Azure Functions is like a water faucet for compute. You only get charged for what you use. That occurs in a few different ways…
- Code storage - you pay for the disk space that your code actually occupies on the server
- Executions - you pay per execution of your function
- Execution time - you pay for the amount of compute that your function uses.
You also receive 1 million free executions a month. That combined with the miniscule cost of storage means that if your Azure Functions don’t get called, you don’t pay anything. This makes a lot of a sense as a customer. Just think of all the compute that we have paid for and wasted all these years! You could be retired already! But probably not because you’d blow all that extra money on jetski’s.
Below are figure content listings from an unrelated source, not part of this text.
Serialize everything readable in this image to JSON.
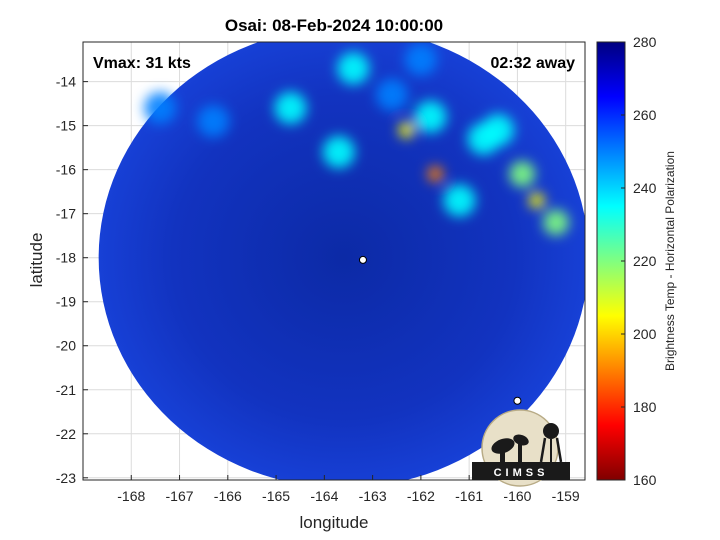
{
  "chart_data": {
    "type": "heatmap",
    "title": "Osai: 08-Feb-2024 10:00:00",
    "xlabel": "longitude",
    "ylabel": "latitude",
    "xlim": [
      -169.0,
      -158.6
    ],
    "ylim": [
      -23.05,
      -13.1
    ],
    "x_ticks": [
      -168,
      -167,
      -166,
      -165,
      -164,
      -163,
      -162,
      -161,
      -160,
      -159
    ],
    "y_ticks": [
      -14,
      -15,
      -16,
      -17,
      -18,
      -19,
      -20,
      -21,
      -22,
      -23
    ],
    "grid": true,
    "annotations": {
      "vmax": "Vmax: 31 kts",
      "away": "02:32 away"
    },
    "colorbar": {
      "label": "Brightness Temp - Horizontal Polarization",
      "min": 160,
      "max": 280,
      "ticks": [
        160,
        180,
        200,
        220,
        240,
        260,
        280
      ],
      "colors": [
        "#800000",
        "#ff0000",
        "#ff8000",
        "#ffff00",
        "#80ff80",
        "#00ffff",
        "#0080ff",
        "#0000ff",
        "#000080"
      ]
    },
    "swath": {
      "center_lon": -163.6,
      "center_lat": -18.0,
      "base_value": 263,
      "features": [
        {
          "lon": -159.2,
          "lat": -17.2,
          "value": 222
        },
        {
          "lon": -159.6,
          "lat": -16.7,
          "value": 200
        },
        {
          "lon": -159.9,
          "lat": -16.1,
          "value": 218
        },
        {
          "lon": -160.4,
          "lat": -15.1,
          "value": 236
        },
        {
          "lon": -161.7,
          "lat": -16.1,
          "value": 190
        },
        {
          "lon": -162.3,
          "lat": -15.1,
          "value": 200
        },
        {
          "lon": -161.2,
          "lat": -16.7,
          "value": 232
        },
        {
          "lon": -161.8,
          "lat": -14.8,
          "value": 238
        },
        {
          "lon": -162.6,
          "lat": -14.3,
          "value": 244
        },
        {
          "lon": -163.4,
          "lat": -13.7,
          "value": 240
        },
        {
          "lon": -163.7,
          "lat": -15.6,
          "value": 240
        },
        {
          "lon": -164.7,
          "lat": -14.6,
          "value": 240
        },
        {
          "lon": -166.3,
          "lat": -14.9,
          "value": 244
        },
        {
          "lon": -167.4,
          "lat": -14.6,
          "value": 246
        },
        {
          "lon": -162.0,
          "lat": -13.5,
          "value": 246
        },
        {
          "lon": -160.7,
          "lat": -15.3,
          "value": 238
        }
      ]
    },
    "markers": [
      {
        "lon": -163.2,
        "lat": -18.05
      },
      {
        "lon": -160.0,
        "lat": -21.25
      }
    ],
    "logo_text": "CIMSS"
  }
}
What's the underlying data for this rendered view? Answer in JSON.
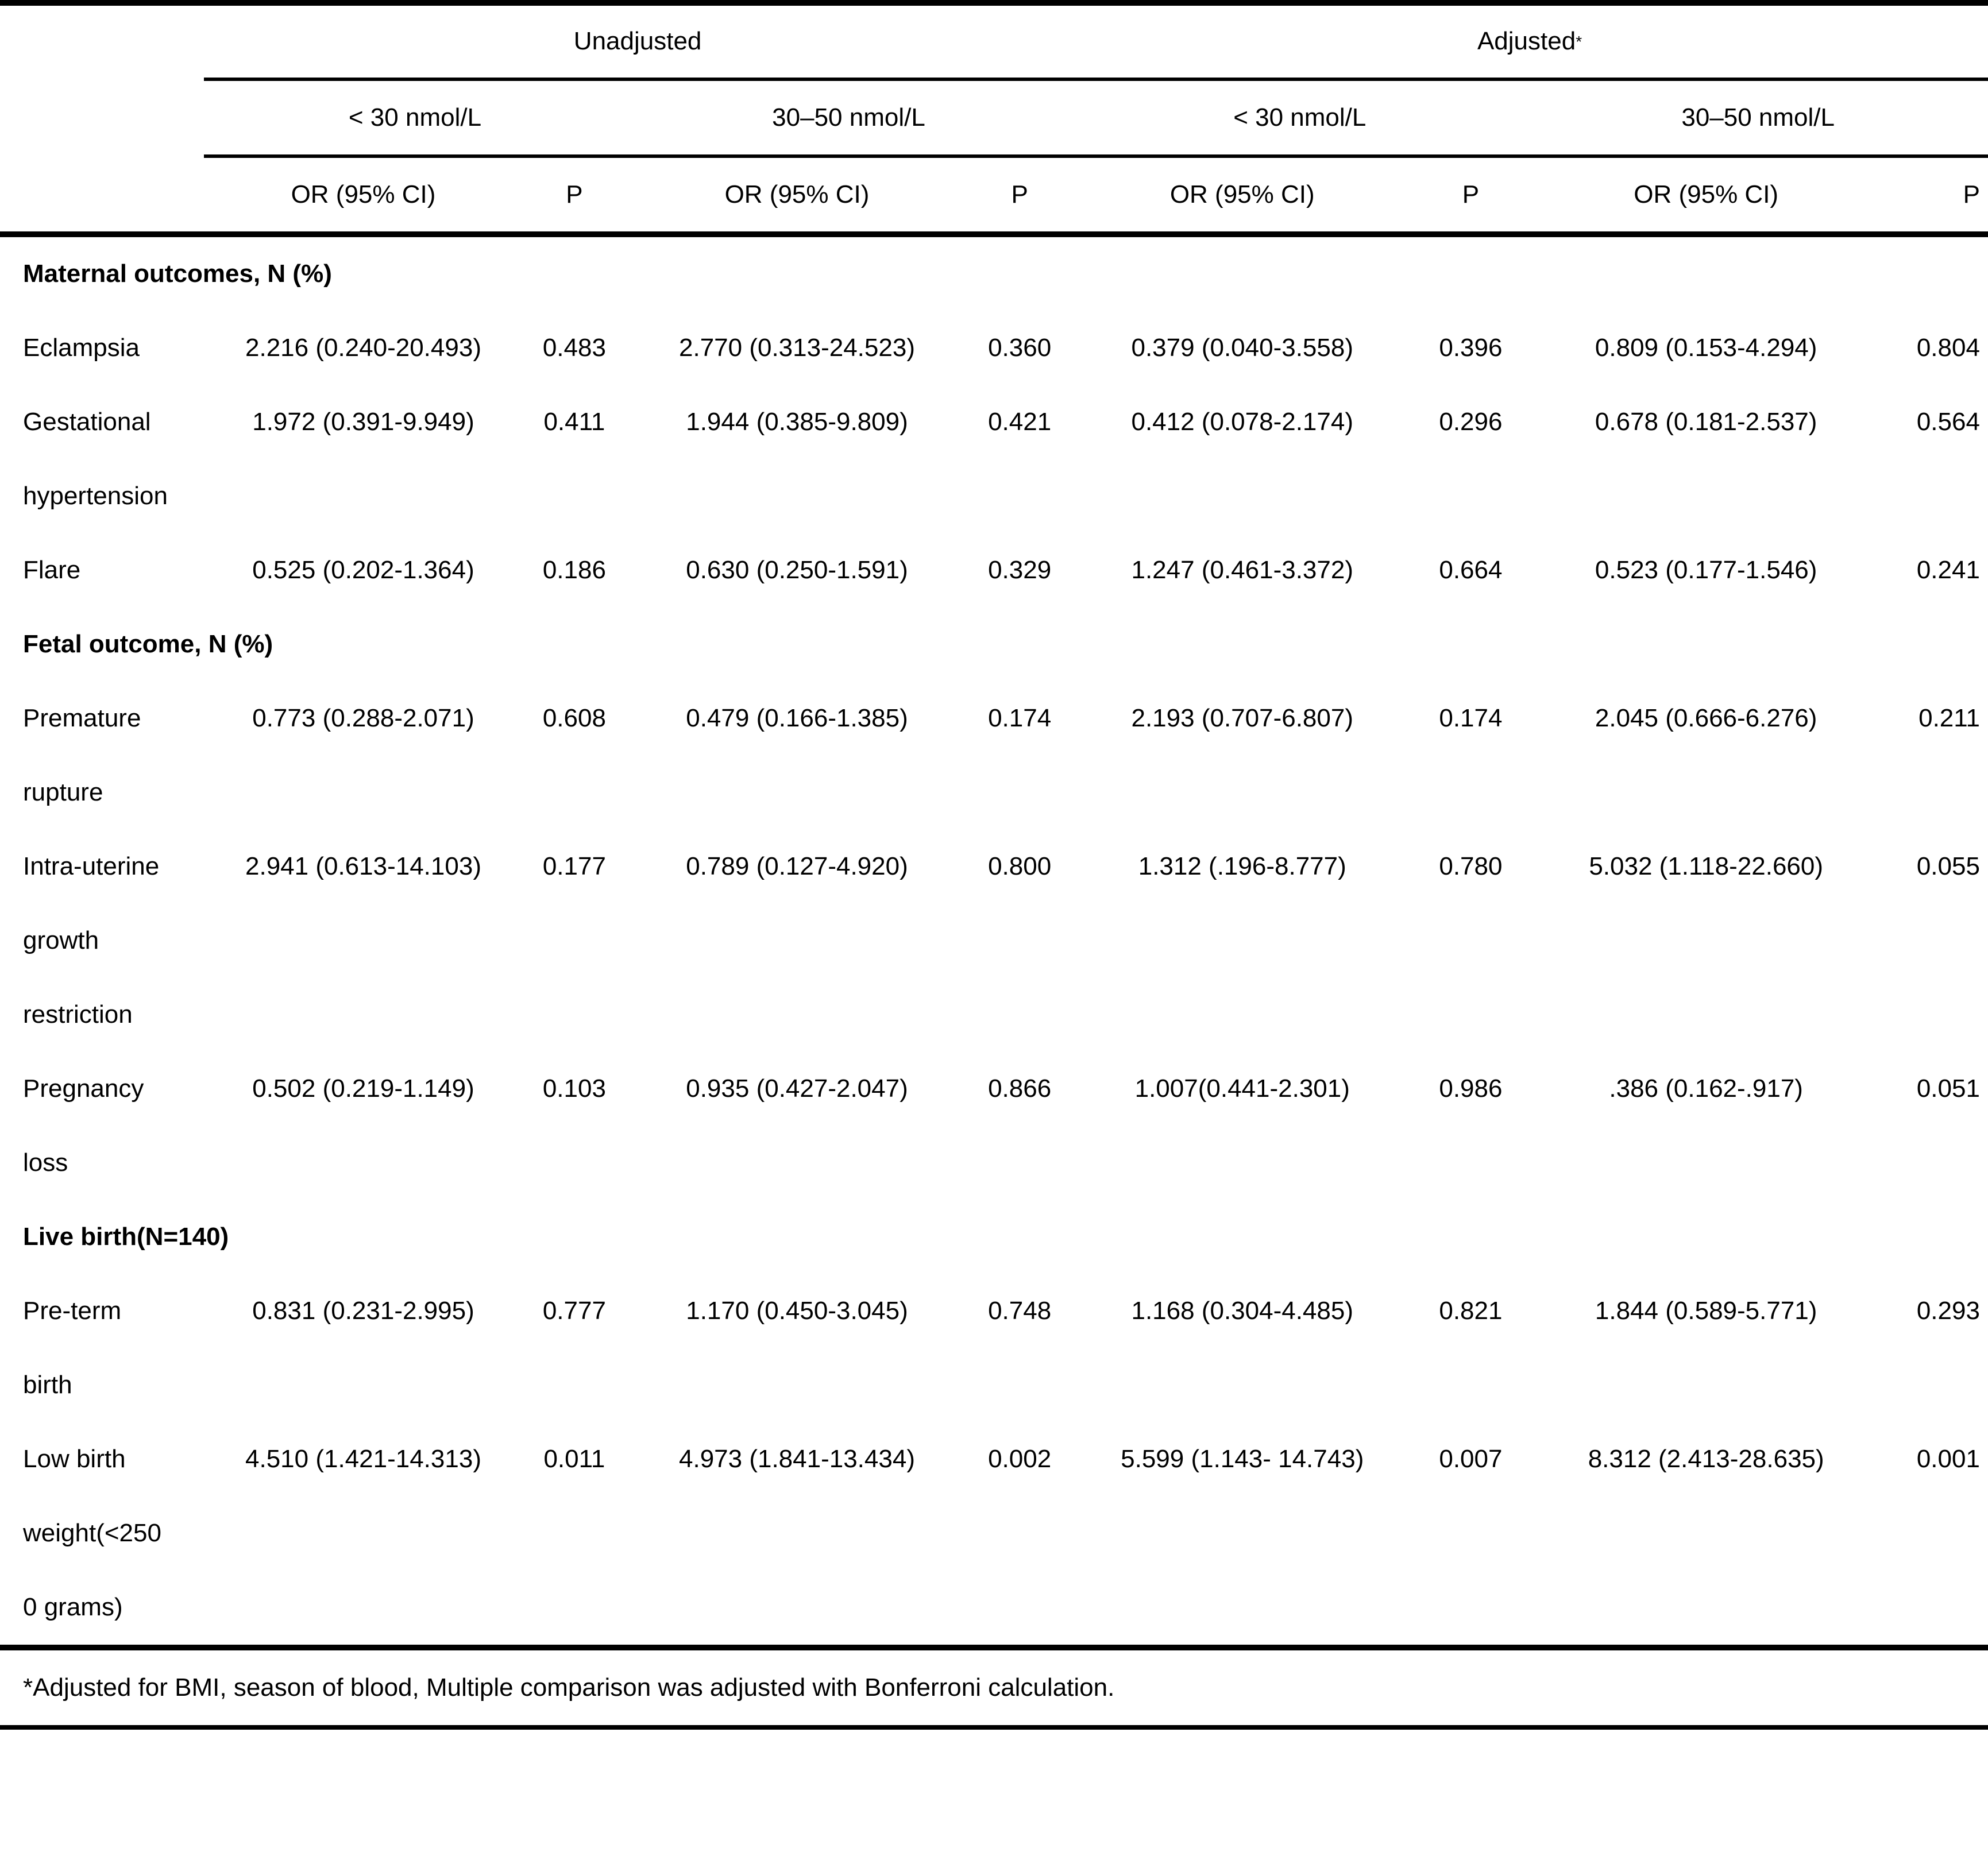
{
  "table": {
    "groups": {
      "unadjusted": "Unadjusted",
      "adjusted": "Adjusted",
      "adjusted_sup": "*"
    },
    "subheaders": [
      "< 30 nmol/L",
      "30–50 nmol/L",
      "< 30 nmol/L",
      "30–50 nmol/L"
    ],
    "col_headers": [
      "OR (95% CI)",
      "P",
      "OR (95% CI)",
      "P",
      "OR (95% CI)",
      "P",
      "OR (95% CI)",
      "P"
    ],
    "sections": [
      {
        "title": "Maternal outcomes, N (%)",
        "rows": [
          {
            "label_lines": [
              "Eclampsia"
            ],
            "values": [
              "2.216 (0.240-20.493)",
              "0.483",
              "2.770 (0.313-24.523)",
              "0.360",
              "0.379 (0.040-3.558)",
              "0.396",
              "0.809 (0.153-4.294)",
              "0.804"
            ]
          },
          {
            "label_lines": [
              "Gestational",
              "hypertension"
            ],
            "values": [
              "1.972 (0.391-9.949)",
              "0.411",
              "1.944 (0.385-9.809)",
              "0.421",
              "0.412 (0.078-2.174)",
              "0.296",
              "0.678 (0.181-2.537)",
              "0.564"
            ]
          },
          {
            "label_lines": [
              "Flare"
            ],
            "values": [
              "0.525 (0.202-1.364)",
              "0.186",
              "0.630 (0.250-1.591)",
              "0.329",
              "1.247 (0.461-3.372)",
              "0.664",
              "0.523 (0.177-1.546)",
              "0.241"
            ]
          }
        ]
      },
      {
        "title": "Fetal outcome, N (%)",
        "rows": [
          {
            "label_lines": [
              "Premature",
              "rupture"
            ],
            "values": [
              "0.773 (0.288-2.071)",
              "0.608",
              "0.479 (0.166-1.385)",
              "0.174",
              "2.193 (0.707-6.807)",
              "0.174",
              "2.045 (0.666-6.276)",
              "0.211"
            ]
          },
          {
            "label_lines": [
              "Intra-uterine",
              "growth",
              "restriction"
            ],
            "values": [
              "2.941 (0.613-14.103)",
              "0.177",
              "0.789 (0.127-4.920)",
              "0.800",
              "1.312 (.196-8.777)",
              "0.780",
              "5.032 (1.118-22.660)",
              "0.055"
            ]
          },
          {
            "label_lines": [
              "Pregnancy",
              "loss"
            ],
            "values": [
              "0.502 (0.219-1.149)",
              "0.103",
              "0.935 (0.427-2.047)",
              "0.866",
              "1.007(0.441-2.301)",
              "0.986",
              ".386 (0.162-.917)",
              "0.051"
            ]
          }
        ]
      },
      {
        "title": "Live birth(N=140)",
        "rows": [
          {
            "label_lines": [
              "Pre-term",
              "birth"
            ],
            "values": [
              "0.831 (0.231-2.995)",
              "0.777",
              "1.170 (0.450-3.045)",
              "0.748",
              "1.168 (0.304-4.485)",
              "0.821",
              "1.844 (0.589-5.771)",
              "0.293"
            ]
          },
          {
            "label_lines": [
              "Low birth",
              "weight(<250",
              "0 grams)"
            ],
            "values": [
              "4.510 (1.421-14.313)",
              "0.011",
              "4.973 (1.841-13.434)",
              "0.002",
              "5.599 (1.143- 14.743)",
              "0.007",
              "8.312 (2.413-28.635)",
              "0.001"
            ]
          }
        ]
      }
    ],
    "footnote": "*Adjusted for BMI, season of blood, Multiple comparison was adjusted with Bonferroni calculation."
  }
}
The cloud can (and should) save us money by being able to target compute by need and not just allocating it in “use it or lose it” buckets.
Applying the Serverless Laws
Now that I have established an irrefutable framework to determine if something is Serverless, we can apply these laws to any technology to determine if it is or is NOT Serverless.
Azure Services that are Serverless
- Azure Static Sites
- Logic Apps
- Cosmos DB
- Note - Cosmos DB isn’t quite Serverless just yet, but it’s close. It conforms to law 1, but up until recently, you’ve had to buy database bandwidth in chunks which means it did not conform to laws 2 and 3. However, as of Ignite, the team announced “Auto Pilot”. This is a feature which automatically adds throughput as the load requires it, but you still have to pay for a basic allocation. Once Cosmos DB allows you to start from absolute zero, it will comply with all 3 laws and can be considered “Serverless”.
- SQL Server
- Believe it or not, SQL Server has a “Serverless” offering.
The next time someone casually throws out a “Serverless”, see if satisfies the 3 Laws of Serverless. If it does, you can save yourself a “well, actually”. If it doesn’t, just nod and smile. And try to pay attention to the Venn Diagram.